Justin Lynch, lead analyst at the Sudan Conflict Observatory monitoring platform, reviewed Reuters’ analysis of the flights into Amdjarass.
“Logistics win wars, and the UAE has used this plane network to consistently facilitate weapons to the RSF,” he said. “UAE-supplied weapons to the RSF have altered the balance of power in Sudan’s conflict, prolonged the war and increased civilian casualties.”
The UAE has denied supplying arms to the RSF, claiming it has sent 159 relief flights with more than 10,000 metric tons of food and medical aid to Sudan via the Amdjarass airstrip. More recently, the UAE reportedly said it will not “transfer any weapons to the RSF … going forward.”
The war between the RSF and the Sudan Armed Forces has devastated the country. More than 20,000 people have been killed, around 9 million have fled their homes and around 25 million — nearly half of the population of Sudan — are in dire need of humanitarian aid.
Gold has been a key driver, allowing both sides to fuel the war.

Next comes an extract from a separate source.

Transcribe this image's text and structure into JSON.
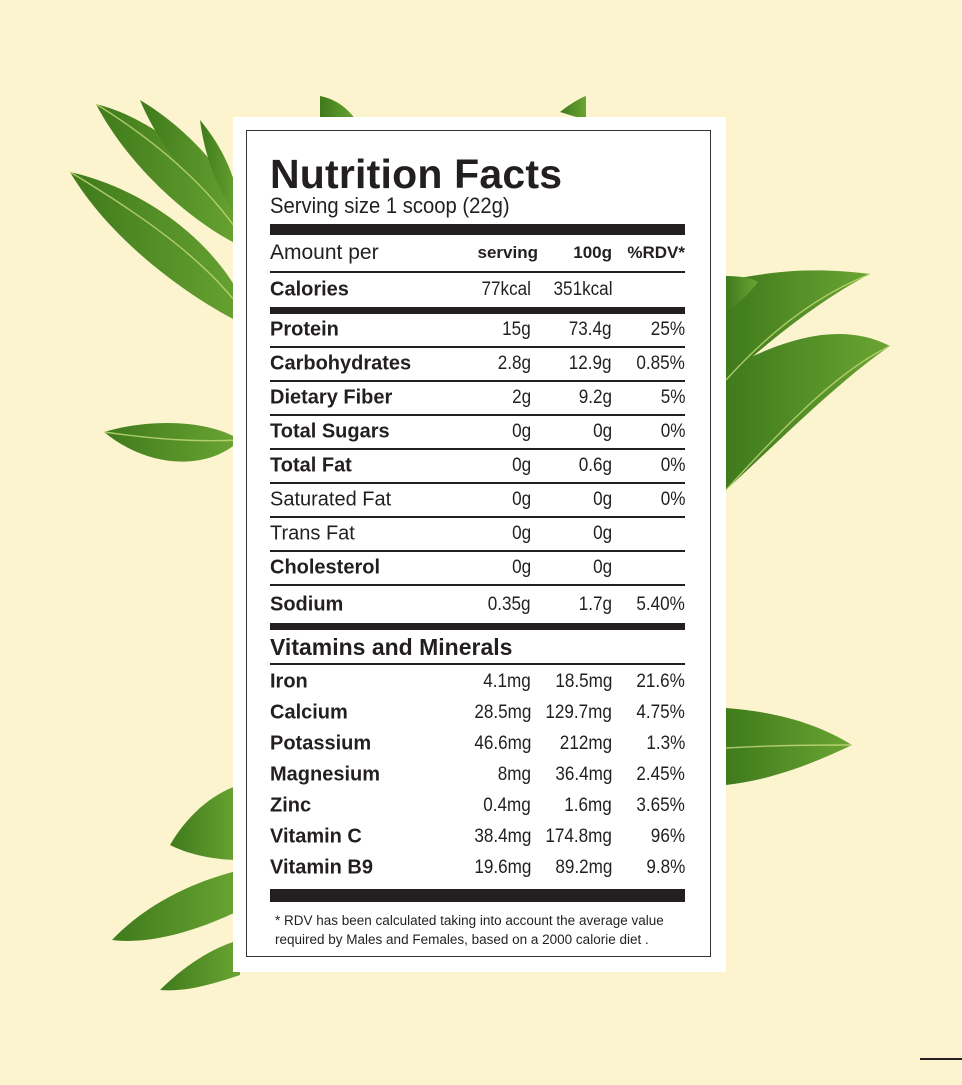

The UAE is a primary beneficiary, as it has become a hub for laundering trafficked gold into the global market and receives nearly all the gold smuggled from Sudan.
“Analysts and experts following the conflict say that even if the war’s foreign sponsors ceased support, the gold trade is so lucrative that the Sudanese warring parties could finance the conflict themselves,” Istanbul-based journalist Khalil Yusuf Charles wrote in an opinion piece for the Middle East Monitor news website on December 23. “This is a prime example of the fog of war, alliances and counter-alliances fueling the conflict for their interest and filling the coffers of both parties as Sudan burns.”